Mutilazioni genitali femminili

Le mutilazioni genitali femminili sono una lesione corporale grave che in Svizzera sono punibili dalla legge. Ma per impedire tale fenomeno il solo divieto non basta. Caritas offre consulenza alle vittime e agli specialisti e svolge attività di sensibilizzazione con i migranti.

 

In Svizzera vivono circa 15 000 donne provenienti da Paesi in cui si praticano le mutilazioni genitali femminili. Più della metà di queste donne soffre di problemi fisici e psichici dovuti all’ablazione degli organi genitali e migliaia di ragazze corrono lo stesso rischio.

Le ragioni di questa pratica sono varie, gli argomenti e le convinzioni sono diverse. Le famiglie interessate in Svizzera spesso non riescono a fare una distinzione e a opporsi alla tradizione. L’isolamento sociale e la mancanza di fiducia impediscono a queste donne di accedere alle informazioni sulla prevenzione. Le levatrici, i medici e gli operatori sociali non dispongono in generale di abbastanza esperienza per fornire l’assistenza medica, psicologica e giuridica necessaria.

In Svizzera il divieto contro le mutilazioni genitali femminili è sancito dalla legge del 1° luglio 2012. L’ablazione genitale femminile è vietata in qualsiasi forma, anche se praticata nel Paese di origine. Ma il solo divieto non è sufficiente per proteggere le ragazze; occorrono misure di prevenzione nelle comunità.

Lavoro nelle comunità

Caritas mette le famiglie interessate in relazione con interlocutori di fiducia. Più di 40 migranti seguiti da Caritas svolgono attività di sensibilizzazione nel loro ambiente. Con molta pazienza e rispetto infondono la fiducia necessaria per instaurare un dialogo sulle tradizioni, i diritti umani e le conseguenze delle mutilazioni genitali femminili. I migranti sono delle persone che sono molto ben accettate dalle persone interessate.

Consulenza e informazione

Oltre alle persone direttamente interessate, Caritas offre consulenza in materia anche ai professionisti e alle istituzioni. Fornisce informazioni generali e, se necessario, mette in contatto le persone che hanno bisogno di aiuto con altri specialisti (ad esempio levatrici, ginecologi ecc.).

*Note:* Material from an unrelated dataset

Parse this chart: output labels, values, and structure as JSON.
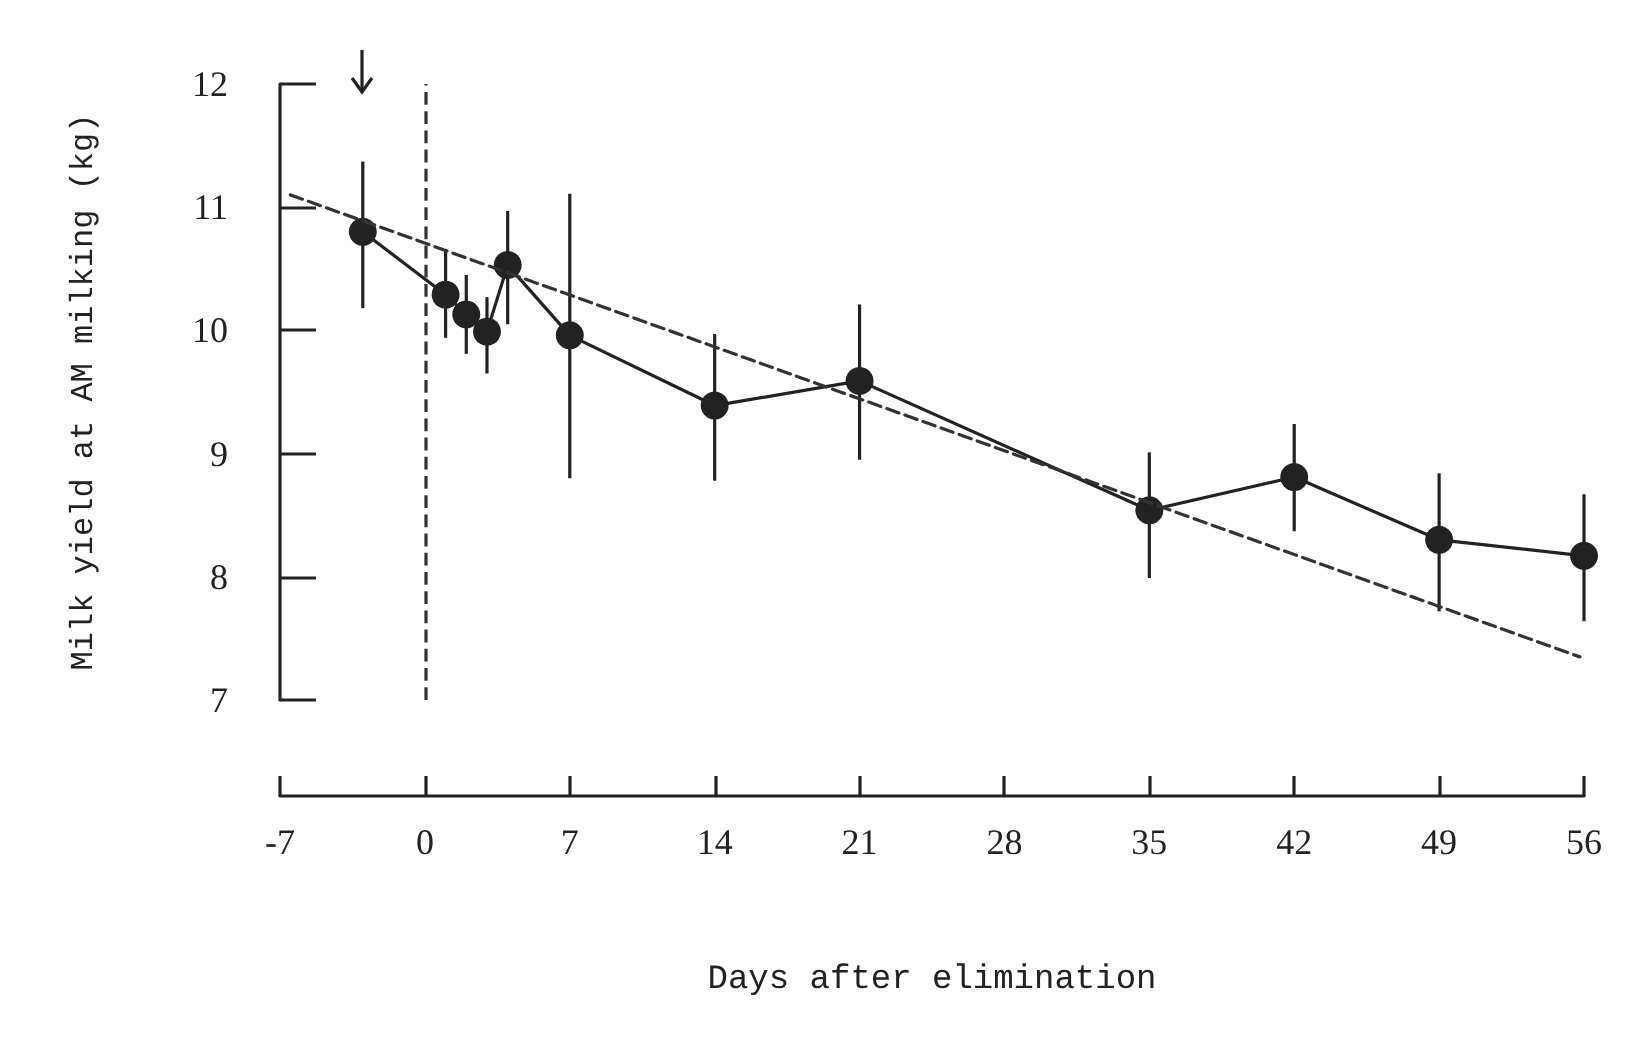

Rete svizzera contro le mutilazioni genitali femminili 

Nel 2016, in collaborazione con le organizzazioni Terre des Femmes Svizzera, Salute Sessuale Svizzera e il Centro svizzero di competenza per i diritti umani, Caritas ha fondato la Rete svizzera contro le mutilazioni genitali femminili. L’obiettivo è di garantire la protezione e la presa a carico delle persone interessate e di quelle a rischio in tutto il territorio.